E.L. Kogan is the daughter of the deputy chief physician of the Kremlin hospital L.G. Levina recalls:

“Poskrebyshev called us and suggested that Lev Grigorievich come urgently. It was necessary to sign a death certificate, which would say that Alliluyeva died of appendicitis. But Levin refused to sign this paper. By the way, Pletnev also refused to sign it ... As it turned out later, the chief doctor of the Kremlin, A.Yu. Kanel, refused to put his signature under such a conclusion. , obviously, only because she "managed" to die in 1936. ( Return to truth. "Rehabilitated posthumously." In 2 vols. T. 2. M., 1988. S. 38).
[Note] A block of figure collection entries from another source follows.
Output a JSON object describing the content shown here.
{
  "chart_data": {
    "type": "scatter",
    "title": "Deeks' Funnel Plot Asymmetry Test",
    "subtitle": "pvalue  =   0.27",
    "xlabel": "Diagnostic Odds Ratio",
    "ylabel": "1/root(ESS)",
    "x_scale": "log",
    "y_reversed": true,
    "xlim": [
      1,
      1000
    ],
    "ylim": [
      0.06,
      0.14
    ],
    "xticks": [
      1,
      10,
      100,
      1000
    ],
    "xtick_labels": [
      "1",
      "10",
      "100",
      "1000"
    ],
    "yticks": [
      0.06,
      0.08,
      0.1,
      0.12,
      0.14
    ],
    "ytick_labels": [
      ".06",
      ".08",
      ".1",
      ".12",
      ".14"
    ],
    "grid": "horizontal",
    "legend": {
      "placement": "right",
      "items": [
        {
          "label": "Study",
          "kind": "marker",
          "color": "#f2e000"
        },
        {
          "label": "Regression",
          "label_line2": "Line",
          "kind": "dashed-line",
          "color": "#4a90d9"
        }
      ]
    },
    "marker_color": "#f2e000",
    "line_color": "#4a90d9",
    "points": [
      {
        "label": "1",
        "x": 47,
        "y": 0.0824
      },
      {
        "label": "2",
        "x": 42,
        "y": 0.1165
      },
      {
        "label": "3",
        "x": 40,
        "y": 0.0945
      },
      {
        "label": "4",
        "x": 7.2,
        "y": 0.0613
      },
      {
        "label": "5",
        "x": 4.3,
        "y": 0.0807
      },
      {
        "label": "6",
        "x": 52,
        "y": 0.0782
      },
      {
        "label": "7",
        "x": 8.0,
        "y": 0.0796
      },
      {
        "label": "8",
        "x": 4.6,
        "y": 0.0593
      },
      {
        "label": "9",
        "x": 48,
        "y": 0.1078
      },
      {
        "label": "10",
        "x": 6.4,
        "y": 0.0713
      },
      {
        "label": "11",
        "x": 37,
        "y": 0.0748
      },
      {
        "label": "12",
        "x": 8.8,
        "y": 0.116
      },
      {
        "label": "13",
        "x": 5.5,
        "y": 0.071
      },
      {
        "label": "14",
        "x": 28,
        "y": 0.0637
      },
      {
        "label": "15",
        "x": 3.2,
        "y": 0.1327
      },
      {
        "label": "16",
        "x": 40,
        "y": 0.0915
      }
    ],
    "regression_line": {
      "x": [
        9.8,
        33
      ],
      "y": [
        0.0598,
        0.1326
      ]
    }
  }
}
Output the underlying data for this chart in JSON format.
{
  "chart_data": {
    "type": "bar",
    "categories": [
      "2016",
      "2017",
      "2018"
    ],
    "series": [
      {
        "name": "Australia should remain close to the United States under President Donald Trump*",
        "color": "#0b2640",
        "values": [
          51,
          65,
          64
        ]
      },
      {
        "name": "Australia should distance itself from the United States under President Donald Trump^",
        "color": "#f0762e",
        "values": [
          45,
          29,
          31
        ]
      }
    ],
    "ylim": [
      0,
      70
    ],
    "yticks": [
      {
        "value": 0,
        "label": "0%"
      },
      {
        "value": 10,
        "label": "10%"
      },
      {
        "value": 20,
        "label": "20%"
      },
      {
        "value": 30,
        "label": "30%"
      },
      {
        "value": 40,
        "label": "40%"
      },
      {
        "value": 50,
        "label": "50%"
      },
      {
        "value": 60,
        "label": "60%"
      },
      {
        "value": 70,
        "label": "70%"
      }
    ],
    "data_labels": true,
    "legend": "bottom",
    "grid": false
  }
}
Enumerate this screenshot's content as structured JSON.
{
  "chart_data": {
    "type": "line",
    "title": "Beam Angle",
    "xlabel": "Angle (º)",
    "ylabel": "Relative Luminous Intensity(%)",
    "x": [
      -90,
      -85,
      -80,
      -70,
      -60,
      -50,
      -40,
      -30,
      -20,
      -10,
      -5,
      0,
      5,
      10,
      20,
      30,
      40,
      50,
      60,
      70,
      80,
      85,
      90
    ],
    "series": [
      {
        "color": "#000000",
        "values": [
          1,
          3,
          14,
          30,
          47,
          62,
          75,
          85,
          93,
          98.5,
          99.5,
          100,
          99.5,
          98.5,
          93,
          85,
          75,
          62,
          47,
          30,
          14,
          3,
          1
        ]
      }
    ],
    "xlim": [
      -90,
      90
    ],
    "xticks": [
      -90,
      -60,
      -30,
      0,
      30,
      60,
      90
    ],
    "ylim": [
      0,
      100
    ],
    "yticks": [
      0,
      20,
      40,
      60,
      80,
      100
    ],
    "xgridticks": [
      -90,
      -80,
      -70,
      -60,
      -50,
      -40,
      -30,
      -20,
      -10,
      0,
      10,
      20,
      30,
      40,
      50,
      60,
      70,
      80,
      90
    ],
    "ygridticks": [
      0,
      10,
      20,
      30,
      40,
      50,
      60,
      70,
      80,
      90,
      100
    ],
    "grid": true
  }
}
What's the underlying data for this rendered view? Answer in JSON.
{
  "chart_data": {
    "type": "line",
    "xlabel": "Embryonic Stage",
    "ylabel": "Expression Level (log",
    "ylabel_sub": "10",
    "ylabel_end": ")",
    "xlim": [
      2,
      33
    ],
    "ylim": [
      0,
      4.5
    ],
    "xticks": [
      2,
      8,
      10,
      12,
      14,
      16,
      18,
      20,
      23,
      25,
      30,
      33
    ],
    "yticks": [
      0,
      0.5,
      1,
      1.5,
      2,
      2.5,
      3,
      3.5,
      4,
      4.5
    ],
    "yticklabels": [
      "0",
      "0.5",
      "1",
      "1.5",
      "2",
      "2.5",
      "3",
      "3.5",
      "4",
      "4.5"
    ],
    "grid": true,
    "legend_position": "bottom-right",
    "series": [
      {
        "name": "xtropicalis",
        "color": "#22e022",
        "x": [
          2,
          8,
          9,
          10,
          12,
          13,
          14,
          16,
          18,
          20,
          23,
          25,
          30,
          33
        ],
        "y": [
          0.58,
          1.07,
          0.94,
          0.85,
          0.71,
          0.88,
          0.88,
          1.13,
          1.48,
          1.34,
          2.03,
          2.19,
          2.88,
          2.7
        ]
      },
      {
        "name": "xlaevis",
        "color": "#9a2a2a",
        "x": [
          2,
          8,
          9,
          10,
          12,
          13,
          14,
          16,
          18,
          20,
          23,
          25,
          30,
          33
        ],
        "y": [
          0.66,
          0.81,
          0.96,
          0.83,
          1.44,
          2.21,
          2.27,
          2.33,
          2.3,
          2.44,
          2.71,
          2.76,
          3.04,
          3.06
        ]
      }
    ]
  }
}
Newspapers printed a message that N.S. Alliluyeva "suddenly died." The cause of death was not mentioned. The message was signed by members of the Politburo of the Central Committee, as well as Ekaterina Voroshilova, Polina Zhemchuzhina (Molotova), Zinaida Ordzhonikidze, Maria Kaganovich, Tatyana Postysheva, Ashkhen Mikoyan ( Zenkovich N.A. Secrets of the Kremlin deaths. M., 1995).

Several versions about the reasons for Alliluyeva's suicide are quite common. Among them is the one that Nadezhda Sergeevna could not stand the persecution of old party members by Stalin, including her friends. The legend was widely circulated that Alliluyeva was shot by Stalin himself. However, in circles close to the party Olympus, there was, apparently, more accurate information about this time, when Stalin announced that “life has become more fun”.

“Believing, obviously, that not only subjects, but also himself should live more cheerfully,” writes L. Razgon, “Stalin began to participate in that free and cheerful life that was led by his closest person, from his youth, Abel Yenukidze. And then there were rumors that the "iron Koba" softened ... "

The content of the suicide letter left by Alliluyeva was known "upstairs" and was vividly discussed there, in family circles. Nadezhda Sergeevna wrote that she could not see how the leader of the party was rolling down an inclined plane and discrediting his authority, which was the property not only of him, but of the entire party. She decided to take an extreme step, because she did not see another way to stop the leader from moral decay. Kolesnik A. Chronicle of the life of Stalin's family. Kharkov, 1990. S. 21) and (according to the official version) subsequently never visited her grave. However, A.T. Rybin, Stalin's security officer, claims that Stalin came to Novodevichy several times at night and sat silently for a long time on a marble bench set opposite the monument.

Memoirs of N.S. Alliluyeva did not leave, but a number of her letters have been preserved in the archives.